In den Kulissen der AKP soll es derzeitig heftig brodeln, nicht zuletzt wegen der schlechten Wirtschaftslage. So twitterte Ömer Faruk Gergerlioğlu, ein Abgeordneter der prokurdischen HDP (Halkların Demokratik Partisi – Demokratische Partei der Völker), dass er Informationen habe, wonach Bülent Arınç, noch ein Schwergewicht in der Regierungspartei, Präsident Erdoğan gewarnt haben soll, dass 30 bis 40 AKP-Abgeordnete die Partei wechseln würden, wenn Finanzminister Berat Albayrak nicht sofort seinen Posten räumen sollte. Sie würden in die von einem Ex-AKP-Staatsminister für Wirtschaft und Finanzwesen, Ali Babacan – einem ehemaligen Weggefährten und jetzigen Rivalen – gegründete DEVA-Partei eintreten. Daraufhin soll Präsident Erdoğan seinen Schwiegersohn zum Rücktritt gezwungen haben.

Traurige Berühmtheit hat der folgende Satz des resignierten Finanzministers Albayrak erlangt:

Ich schaue nicht auf die Devisen.

Mit dieser höhnischen Bemerkung über den Devisenstand und den Absturz der türkischen Lira gegenüber dem US-Dollar hatte Albayrak den Zorn und Spott der Wirtschaftsexperten und der Bevölkerung auf sich gezogen. Die Krise sei keine ökonomische Krise, sondern eine psychologische. Solche Aussagen ließen in letzter Zeit generell an der Kompetenz des promovierten Betriebswirtschaftlers zweifeln.
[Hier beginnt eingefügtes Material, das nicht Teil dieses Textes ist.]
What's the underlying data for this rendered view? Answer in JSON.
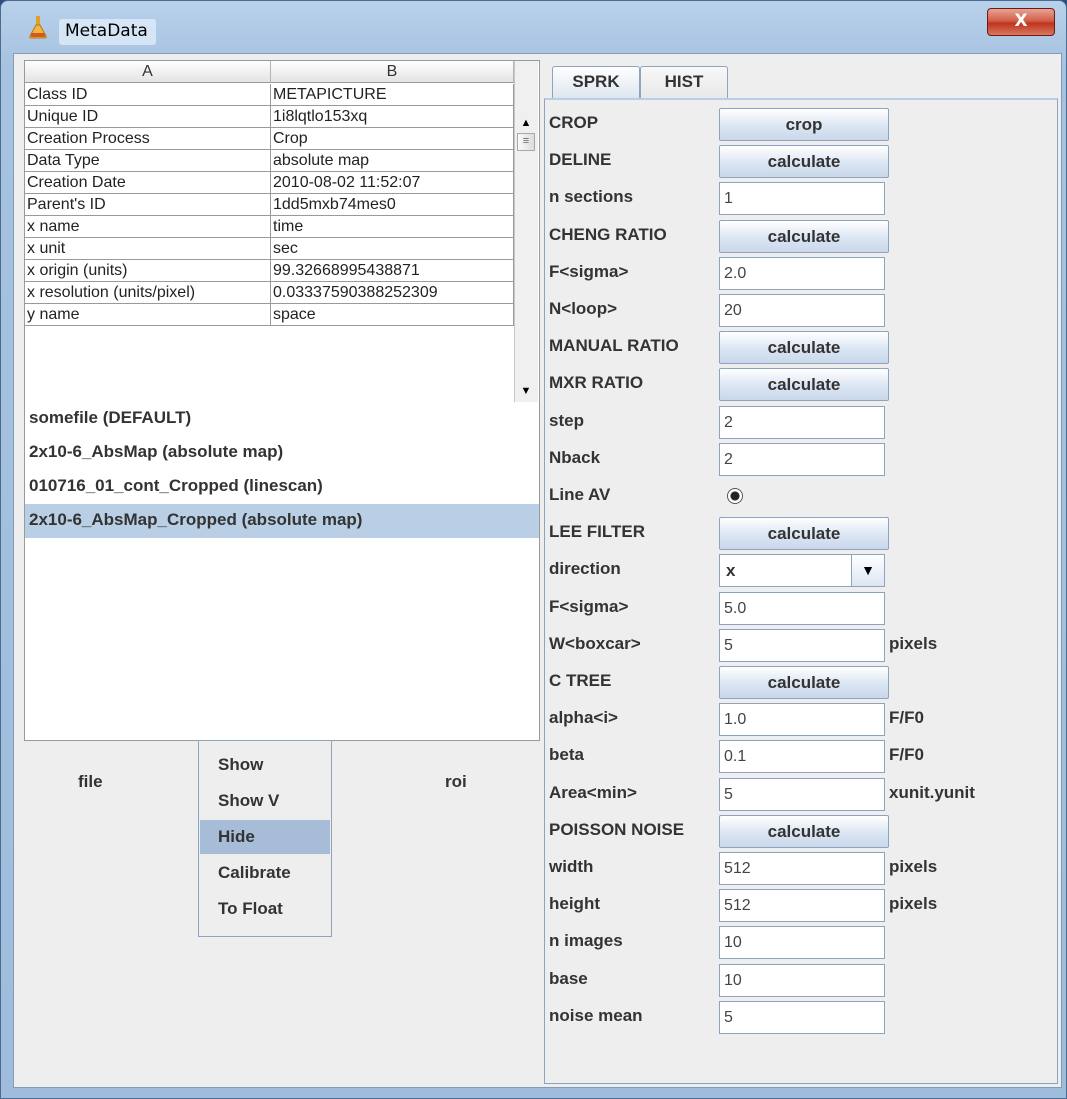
{
  "window": {
    "title": "MetaData",
    "close_glyph": "X"
  },
  "table": {
    "headers": [
      "A",
      "B"
    ],
    "rows": [
      [
        "Class ID",
        "METAPICTURE"
      ],
      [
        "Unique ID",
        "1i8lqtlo153xq"
      ],
      [
        "Creation Process",
        "Crop"
      ],
      [
        "Data Type",
        "absolute map"
      ],
      [
        "Creation Date",
        "2010-08-02 11:52:07"
      ],
      [
        "Parent's ID",
        "1dd5mxb74mes0"
      ],
      [
        "x name",
        "time"
      ],
      [
        "x unit",
        "sec"
      ],
      [
        "x origin (units)",
        "99.32668995438871"
      ],
      [
        "x resolution (units/pixel)",
        "0.03337590388252309"
      ],
      [
        "y name",
        "space"
      ]
    ]
  },
  "file_list": {
    "items": [
      "somefile (DEFAULT)",
      "2x10-6_AbsMap (absolute map)",
      "010716_01_cont_Cropped (linescan)",
      "2x10-6_AbsMap_Cropped (absolute map)"
    ],
    "selected_index": 3
  },
  "bottom": {
    "file_label": "file",
    "roi_label": "roi",
    "menu": [
      "Show",
      "Show V",
      "Hide",
      "Calibrate",
      "To Float"
    ],
    "menu_selected": 2
  },
  "tabs": [
    "SPRK",
    "HIST"
  ],
  "active_tab": "SPRK",
  "params": [
    {
      "label": "CROP",
      "type": "button",
      "value": "crop"
    },
    {
      "label": "DELINE",
      "type": "button",
      "value": "calculate"
    },
    {
      "label": "n sections",
      "type": "field",
      "value": "1"
    },
    {
      "label": "CHENG RATIO",
      "type": "button",
      "value": "calculate"
    },
    {
      "label": "F<sigma>",
      "type": "field",
      "value": "2.0"
    },
    {
      "label": "N<loop>",
      "type": "field",
      "value": "20"
    },
    {
      "label": "MANUAL RATIO",
      "type": "button",
      "value": "calculate"
    },
    {
      "label": "MXR RATIO",
      "type": "button",
      "value": "calculate"
    },
    {
      "label": "step",
      "type": "field",
      "value": "2"
    },
    {
      "label": "Nback",
      "type": "field",
      "value": "2"
    },
    {
      "label": "Line AV",
      "type": "radio",
      "checked": true
    },
    {
      "label": "LEE FILTER",
      "type": "button",
      "value": "calculate"
    },
    {
      "label": "direction",
      "type": "select",
      "value": "x"
    },
    {
      "label": "F<sigma>",
      "type": "field",
      "value": "5.0"
    },
    {
      "label": "W<boxcar>",
      "type": "field",
      "value": "5",
      "unit": "pixels"
    },
    {
      "label": "C TREE",
      "type": "button",
      "value": "calculate"
    },
    {
      "label": "alpha<i>",
      "type": "field",
      "value": "1.0",
      "unit": "F/F0"
    },
    {
      "label": "beta",
      "type": "field",
      "value": "0.1",
      "unit": "F/F0"
    },
    {
      "label": "Area<min>",
      "type": "field",
      "value": "5",
      "unit": "xunit.yunit"
    },
    {
      "label": "POISSON NOISE",
      "type": "button",
      "value": "calculate"
    },
    {
      "label": "width",
      "type": "field",
      "value": "512",
      "unit": "pixels"
    },
    {
      "label": "height",
      "type": "field",
      "value": "512",
      "unit": "pixels"
    },
    {
      "label": "n images",
      "type": "field",
      "value": "10"
    },
    {
      "label": "base",
      "type": "field",
      "value": "10"
    },
    {
      "label": "noise mean",
      "type": "field",
      "value": "5"
    }
  ]
}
Es zeigte sich jedoch in der Geschichte des "Systems Erdoğan", dass ein Rücktritt aus eigenem Willen prinzipiell nicht möglich ist, da er als Schwäche ausgelegt werden würde – es sei denn, ihm würde ein Rücktritt vom Präsidenten selbst "nahegelegt". Ein Beispiel ist der nun wieder amtierende Innenminister Süleyman Soylu, der aufgrund des Massenandrangs mit der Ankündigung einer Wochenend-Ausgangssperre als Corona-Maßnahme im April dieses Jahres seinen Rücktritt eingereicht hatte. Erdoğan hatte seinen Rücktrittsgesuch abgelehnt. Ahmet Davutoğlu andererseits musste als AKP-Parteivorsitzender und Ministerpräsident seinen Hut nehmen, weil er dem Projekt des Präsidialsystems im Weg stand. Auch Davutoğlu hat inzwischen, wie der oben erwähnte Babacan, eine eigene Partei gergründet.

Sehr wahrscheinlich ist aber auch, dass der Rücktritt von Finanzminister Albayrak nicht ohne Rücksprache mit seinem Schwiegervater erfolgte, auch wenn der Weg ziemlich unkonventionell war. Manchen Vermutungen zufolge steht ohnehin eine Revision des türkischen Kabinetts an. 

Der Vorsitzende der Oppositionspartei CHP (Cumhuriyet Halk Partisi - Republikanische Volkspartei), Kemal Kılıçdaroğlu, spricht von einer "Staatskrise".

Ob die möglicherweise anvisierte Neujustierung des türkischen Kabinetts aber mit der Wahl des Demokraten Joe Biden zum nächsten US-Präsidenten zusammenhängt und ob der Ausgang der US-Wahl eine außenpolitische und -wirtschaftliche Anpassung bedeutet, wird sich wohl erst zeigen, wenn das neue Kabinett steht.

Zumindest stand der Rücktritt des Finanzministers in der Kabinettssitzung am Montagnachmittag laut dem Sprecher der Regierungspartei AKP Ömer Çelik nicht auf der Tagesordnung. Es liege am Präsidenten, den Rücktritt zu bewerten, so Çelik.

Am Montagabend schließlich wurde mit einer Erklärung an die Öffentlichkeit vermeldet, dass der türkische Präsident Erdoğan den Rücktritt seines Finanzministers angenommen hat.